Einen größeren Verrat gegen den zukünftigen Regenten konnte es nicht geben.
    Nicht nur Mitglieder der verhassten Familie selbst strömten nun in
die Stadt, etliche Burgunder hatten sich ihnen angeschlossen. Die Söldner
metzelten ohne Ansehen der Person alles und jeden nieder. Selbst Frauen und
Kinder wurden auf die Straße gezerrt, vergewaltigt und getötet. Am liebsten
hätte ich mich der Streitmacht mit meinem Leib entgegengeworfen, doch Sayd hatte
mich zurückgehalten, nachdem ich zumindest ein paar Frauen vor dem sicheren Tod
bewahrt hatte.
    »Du kannst nicht ein ganzes Heer allein besiegen«, sagte er
traurig, als ihn mein zorniger Blick traf. »Jene, die du hier rettest, werden am
anderen Ende der Stadt erneut überfallen. Wir müssen an unser Vorhaben denken,
so schwer es dir auch fällt.«
    Dafür hasste ich ihn, doch ich wusste, dass er recht hatte. Auch
wenn wir mit ungewöhnlichen Gaben gesegnet waren, konnten wir nicht die ganze
Welt vor Verderben und Tod bewahren.
    Jetzt, da wir uns dem Königshof näherten und sahen, dass die
Wachen das Weite gesucht hatten, hätte ich Sayd am liebsten erneut die Frage
gestellt, warum wir unbedingt diesen Jungen retten mussten, wo nicht einmal
seine eigenen Männer ihm beistanden!
    War es nicht so, dass Könige kamen und gingen, Geschlechter
abgelöst und ausgelöscht wurden? Was unterschied die Armagnacs von anderen?
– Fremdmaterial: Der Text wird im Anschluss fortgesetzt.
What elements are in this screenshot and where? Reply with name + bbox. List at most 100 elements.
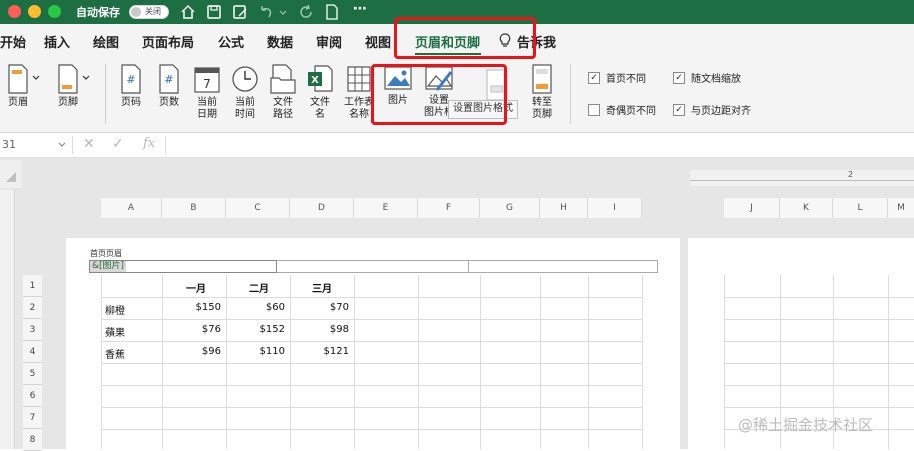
column-header-h[interactable]: H xyxy=(540,198,588,218)
column-header-c[interactable]: C xyxy=(226,198,290,218)
undo-dropdown-icon[interactable] xyxy=(278,4,288,20)
align-with-margins-checkbox[interactable]: ✓ 与页边距对齐 xyxy=(673,102,751,117)
first-page-different-checkbox[interactable]: ✓ 首页不同 xyxy=(588,70,646,85)
checkmark-icon: ✓ xyxy=(673,72,685,84)
cell-d2[interactable]: $70 xyxy=(290,302,349,313)
ribbon-separator xyxy=(570,64,571,124)
row-header-4[interactable]: 4 xyxy=(23,341,42,363)
tab-draw[interactable]: 绘图 xyxy=(93,32,119,51)
header-picture-field[interactable]: &[图片] xyxy=(90,261,127,272)
go-to-footer-button[interactable]: 转至 页脚 xyxy=(525,64,559,121)
tab-review[interactable]: 审阅 xyxy=(316,32,342,51)
excel-file-icon: X xyxy=(308,65,333,92)
cell-a3[interactable]: 蘋果 xyxy=(105,324,125,339)
column-header-j[interactable]: J xyxy=(724,198,780,218)
column-header-l[interactable]: L xyxy=(833,198,888,218)
grid-line xyxy=(101,363,642,364)
current-time-button[interactable]: 当前 时间 xyxy=(228,64,262,121)
column-header-i[interactable]: I xyxy=(588,198,642,218)
cell-a2[interactable]: 柳橙 xyxy=(105,302,125,317)
home-icon[interactable] xyxy=(180,4,196,20)
column-header-a[interactable]: A xyxy=(101,198,162,218)
select-all-corner[interactable] xyxy=(0,160,22,188)
row-header-2[interactable]: 2 xyxy=(23,297,42,319)
autosave-toggle[interactable]: 关闭 xyxy=(129,5,169,19)
cell-b2[interactable]: $150 xyxy=(162,302,221,313)
row-header-5[interactable]: 5 xyxy=(23,363,42,385)
cell-a4[interactable]: 香蕉 xyxy=(105,346,125,361)
cell-b3[interactable]: $76 xyxy=(162,324,221,335)
tab-page-layout[interactable]: 页面布局 xyxy=(142,32,194,51)
function-icon[interactable]: fx xyxy=(143,136,155,151)
row-header-1[interactable]: 1 xyxy=(23,275,42,297)
redo-icon[interactable] xyxy=(298,4,314,20)
page-number-icon: # xyxy=(121,64,141,94)
column-header-m[interactable]: M xyxy=(888,198,914,218)
toggle-knob xyxy=(131,7,141,17)
cancel-icon[interactable]: ✕ xyxy=(83,136,95,152)
cell-c2[interactable]: $60 xyxy=(226,302,285,313)
column-header-f[interactable]: F xyxy=(418,198,480,218)
cell-c3[interactable]: $152 xyxy=(226,324,285,335)
name-box[interactable]: 31 xyxy=(2,138,16,151)
column-header-k[interactable]: K xyxy=(780,198,833,218)
header-section-left[interactable]: &[图片] xyxy=(89,260,277,273)
horizontal-ruler: 2 xyxy=(690,170,914,186)
current-date-button[interactable]: 7 当前 日期 xyxy=(190,64,224,121)
cell-b4[interactable]: $96 xyxy=(162,346,221,357)
unchecked-box xyxy=(588,104,600,116)
grid-line xyxy=(480,275,481,449)
column-header-b[interactable]: B xyxy=(162,198,226,218)
go-to-footer-label-2: 页脚 xyxy=(532,109,552,120)
row-header-3[interactable]: 3 xyxy=(23,319,42,341)
cell-b1[interactable]: 一月 xyxy=(186,280,206,295)
tab-view[interactable]: 视图 xyxy=(365,32,391,51)
close-window-button[interactable] xyxy=(8,5,21,18)
cell-c4[interactable]: $110 xyxy=(226,346,285,357)
file-path-label-2: 路径 xyxy=(273,109,293,120)
column-header-g[interactable]: G xyxy=(480,198,540,218)
formula-input[interactable] xyxy=(170,135,910,155)
grid-line xyxy=(724,297,914,298)
grid-line xyxy=(101,275,102,449)
page-count-button[interactable]: # 页数 xyxy=(152,64,186,109)
scale-with-document-checkbox[interactable]: ✓ 随文档缩放 xyxy=(673,70,741,85)
minimize-window-button[interactable] xyxy=(28,5,41,18)
undo-icon[interactable] xyxy=(258,4,274,20)
footer-button[interactable]: 页脚 xyxy=(50,64,86,109)
save-edit-icon[interactable] xyxy=(232,4,248,20)
column-header-d[interactable]: D xyxy=(290,198,354,218)
cell-d4[interactable]: $121 xyxy=(290,346,349,357)
more-icon[interactable]: ⋯ xyxy=(353,1,367,17)
tab-data[interactable]: 数据 xyxy=(267,32,293,51)
ruler-mark: 2 xyxy=(848,170,854,179)
header-section-center[interactable] xyxy=(277,260,469,273)
header-label: 页眉 xyxy=(8,97,28,108)
footer-dropdown-icon[interactable] xyxy=(82,74,90,82)
cell-d3[interactable]: $98 xyxy=(290,324,349,335)
cell-d1[interactable]: 三月 xyxy=(312,280,332,295)
file-name-button[interactable]: X 文件 名 xyxy=(303,64,337,121)
name-box-dropdown-icon[interactable] xyxy=(58,141,66,149)
grid-line xyxy=(101,341,642,342)
column-header-e[interactable]: E xyxy=(354,198,418,218)
row-header-6[interactable]: 6 xyxy=(23,385,42,407)
tab-insert[interactable]: 插入 xyxy=(44,32,70,51)
row-header-7[interactable]: 7 xyxy=(23,407,42,429)
odd-even-different-checkbox[interactable]: 奇偶页不同 xyxy=(588,102,656,117)
save-icon[interactable] xyxy=(206,4,222,20)
annotation-box-tab xyxy=(394,17,536,59)
header-dropdown-icon[interactable] xyxy=(32,74,40,82)
header-button[interactable]: 页眉 xyxy=(0,64,36,109)
confirm-icon[interactable]: ✓ xyxy=(112,136,124,152)
page-number-button[interactable]: # 页码 xyxy=(114,64,148,109)
file-path-button[interactable]: 文件 路径 xyxy=(266,64,300,121)
zoom-window-button[interactable] xyxy=(48,5,61,18)
header-section-right[interactable] xyxy=(469,260,658,273)
document-icon[interactable] xyxy=(325,4,339,20)
tab-formulas[interactable]: 公式 xyxy=(218,32,244,51)
row-header-8[interactable]: 8 xyxy=(23,429,42,451)
cell-c1[interactable]: 二月 xyxy=(249,280,269,295)
go-to-footer-icon xyxy=(532,64,552,94)
tab-home[interactable]: 开始 xyxy=(0,32,26,51)
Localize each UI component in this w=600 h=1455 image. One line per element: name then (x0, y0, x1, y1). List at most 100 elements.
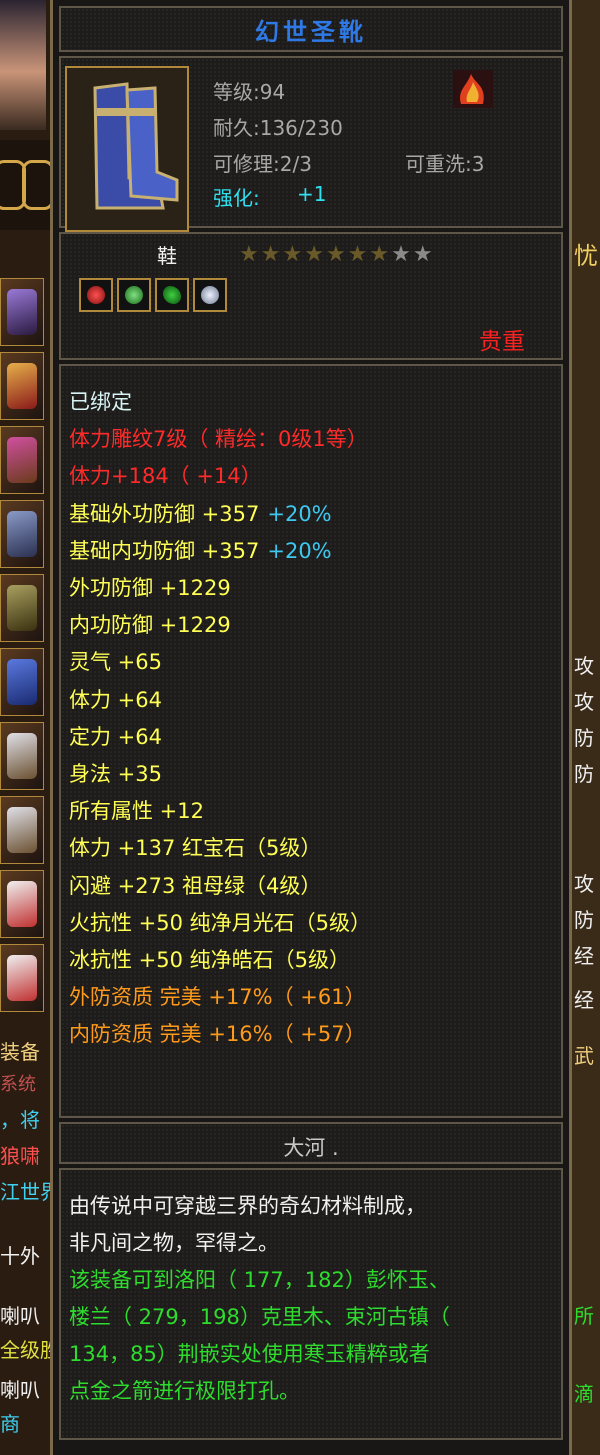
emerald-icon (125, 286, 143, 304)
armor-icon (7, 511, 37, 557)
attribute-line: 灵气 +65 (69, 646, 162, 676)
equip-slot-accessory[interactable] (0, 278, 44, 346)
gem-socket (79, 278, 113, 312)
bg-text: 武 (574, 1044, 594, 1068)
character-portrait (0, 0, 46, 130)
scroll-icon (7, 363, 37, 409)
star-rating: ★ ★ ★ ★ ★ ★ ★ ★ ★ (239, 244, 433, 266)
attribute-line: 已绑定 (69, 386, 132, 416)
item-durability: 耐久:136/230 (213, 116, 343, 140)
quality-label: 贵重 (479, 329, 525, 355)
bg-text: 防 (574, 726, 594, 750)
bg-text: 攻 (574, 690, 594, 714)
bg-text: 攻 (574, 872, 594, 896)
attribute-text: 冰抗性 +50 纯净皓石（5级） (69, 948, 351, 972)
equip-slot-bracer[interactable] (0, 426, 44, 494)
item-rewash: 可重洗:3 (405, 152, 485, 176)
attribute-line: 体力 +64 (69, 684, 162, 714)
description-line: 由传说中可穿越三界的奇幻材料制成， (69, 1194, 426, 1218)
attribute-text: 身法 +35 (69, 762, 162, 786)
gem-socket (117, 278, 151, 312)
jade-icon (163, 286, 181, 304)
flame-icon (453, 70, 493, 108)
attribute-line: 基础外功防御 +357 +20% (69, 498, 332, 528)
attribute-text: 体力 +64 (69, 687, 162, 712)
equip-slot-amulet[interactable] (0, 870, 44, 938)
attribute-text: 基础外功防御 +357 (69, 501, 260, 526)
bg-text: 经 (574, 944, 594, 968)
star-filled-icon: ★ (282, 242, 303, 267)
attribute-text: 基础内功防御 +357 (69, 538, 260, 563)
star-filled-icon: ★ (304, 242, 324, 267)
description-line: 134，85）荆嵌实处使用寒玉精粹或者 (69, 1342, 430, 1366)
bangle-icon (7, 733, 37, 779)
attribute-text: 体力+184（ +14） (69, 464, 262, 489)
attribute-text: 外防资质 完美 +17%（ +61） (69, 985, 366, 1010)
star-empty-icon: ★ (412, 242, 433, 267)
star-filled-icon: ★ (239, 242, 259, 267)
attribute-line: 闪避 +273 祖母绿（4级） (69, 870, 321, 900)
description-line: 非凡间之物，罕得之。 (69, 1231, 279, 1255)
gem-socket (193, 278, 227, 312)
belt-icon (7, 585, 37, 631)
attribute-line: 内功防御 +1229 (69, 609, 231, 639)
item-tooltip: 幻世圣靴 等级:94 耐久:136/230 可修理:2/3 可重洗:3 强化: … (50, 0, 572, 1455)
bg-text: 商 (0, 1412, 20, 1436)
item-type: 鞋 (157, 244, 177, 268)
attribute-bonus: +20% (267, 538, 332, 563)
bg-text: 装备 (0, 1040, 40, 1064)
attribute-text: 定力 +64 (69, 724, 162, 749)
boots-icon (67, 68, 187, 230)
bg-text: 滴 (574, 1382, 594, 1406)
description-line: 该装备可到洛阳（ 177，182）彭怀玉、 (69, 1268, 450, 1292)
mask-icon (7, 955, 37, 1001)
attribute-line: 外功防御 +1229 (69, 572, 231, 602)
attribute-text: 火抗性 +50 纯净月光石（5级） (69, 910, 372, 935)
star-filled-icon: ★ (325, 242, 346, 267)
star-filled-icon: ★ (369, 242, 390, 267)
description-line: 点金之箭进行极限打孔。 (69, 1379, 300, 1403)
equip-slot-belt[interactable] (0, 574, 44, 642)
attribute-text: 内功防御 +1229 (69, 613, 231, 638)
attribute-text: 已绑定 (69, 390, 132, 414)
attribute-text: 灵气 +65 (69, 650, 162, 675)
attribute-bonus: +20% (267, 501, 332, 526)
bg-text: 防 (574, 908, 594, 932)
attribute-line: 基础内功防御 +357 +20% (69, 535, 332, 565)
attribute-line: 所有属性 +12 (69, 795, 204, 825)
attribute-line: 体力 +137 红宝石（5级） (69, 832, 321, 862)
attribute-line: 外防资质 完美 +17%（ +61） (69, 981, 366, 1011)
bg-text: 攻 (574, 654, 594, 678)
item-level: 等级:94 (213, 80, 286, 104)
bg-text: 所 (574, 1304, 594, 1328)
item-enhance-label: 强化: (213, 186, 260, 210)
boots-icon (7, 659, 37, 705)
bg-text: 十外 (0, 1244, 40, 1268)
attribute-text: 闪避 +273 祖母绿（4级） (69, 873, 322, 898)
attribute-text: 体力 +137 红宝石（5级） (69, 836, 322, 861)
equip-slot-amulet2[interactable] (0, 944, 44, 1012)
attribute-text: 外功防御 +1229 (69, 576, 231, 600)
equip-slot-ring[interactable] (0, 722, 44, 790)
attribute-text: 体力雕纹7级（ 精绘：0级1等） (69, 427, 368, 452)
equip-slot-weapon[interactable] (0, 352, 44, 420)
bg-text: ，将 (0, 1108, 40, 1132)
scarf-icon (7, 289, 37, 335)
bracer-icon (7, 437, 37, 483)
ruby-icon (87, 286, 105, 304)
item-enhance-value: +1 (297, 182, 327, 206)
description-line: 楼兰（ 279，198）克里木、束河古镇（ (69, 1305, 450, 1329)
star-empty-icon: ★ (391, 242, 411, 267)
attribute-line: 定力 +64 (69, 721, 162, 751)
bg-text: 狼啸 (0, 1144, 40, 1168)
bg-text: 忧 (574, 242, 598, 270)
attribute-text: 内防资质 完美 +16%（ +57） (69, 1022, 366, 1047)
bangle-icon (7, 807, 37, 853)
equip-slot-boots[interactable] (0, 648, 44, 716)
equip-slot-armor[interactable] (0, 500, 44, 568)
bg-text: 喇叭 (0, 1378, 40, 1402)
item-repair: 可修理:2/3 (213, 152, 312, 176)
equip-slot-ring2[interactable] (0, 796, 44, 864)
bg-text: 经 (574, 988, 594, 1012)
item-name: 幻世圣靴 (255, 18, 367, 46)
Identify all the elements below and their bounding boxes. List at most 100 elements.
Zumal es diese Königsfamilie gewesen war, die vor hundert Jahren den Katharern
nach dem Leben getrachtet hatte!
    Doch wie immer war es eine Vision, die Sayd leitete. Er hatte uns
erzählt, dass er diesen Jungen gesehen hatte, wie er den französischen Thron
besteigen und Frieden von dem schon fast hundert Jahre währenden Krieg bringen
würde – vorausgesetzt, er würde diese Nacht überleben.
    »Seid Ihr bereit, Tanneguy?«, fragte Sayd den Sterblichen, dessen
Angst wir unangenehmer Weise alle riechen konnten.
    »Wenn ich diesen verdammten Burgunderfürsten in die Finger kriege,
werde ich ihn töten«, brummte Tanneguy und griff unter sein Gewand.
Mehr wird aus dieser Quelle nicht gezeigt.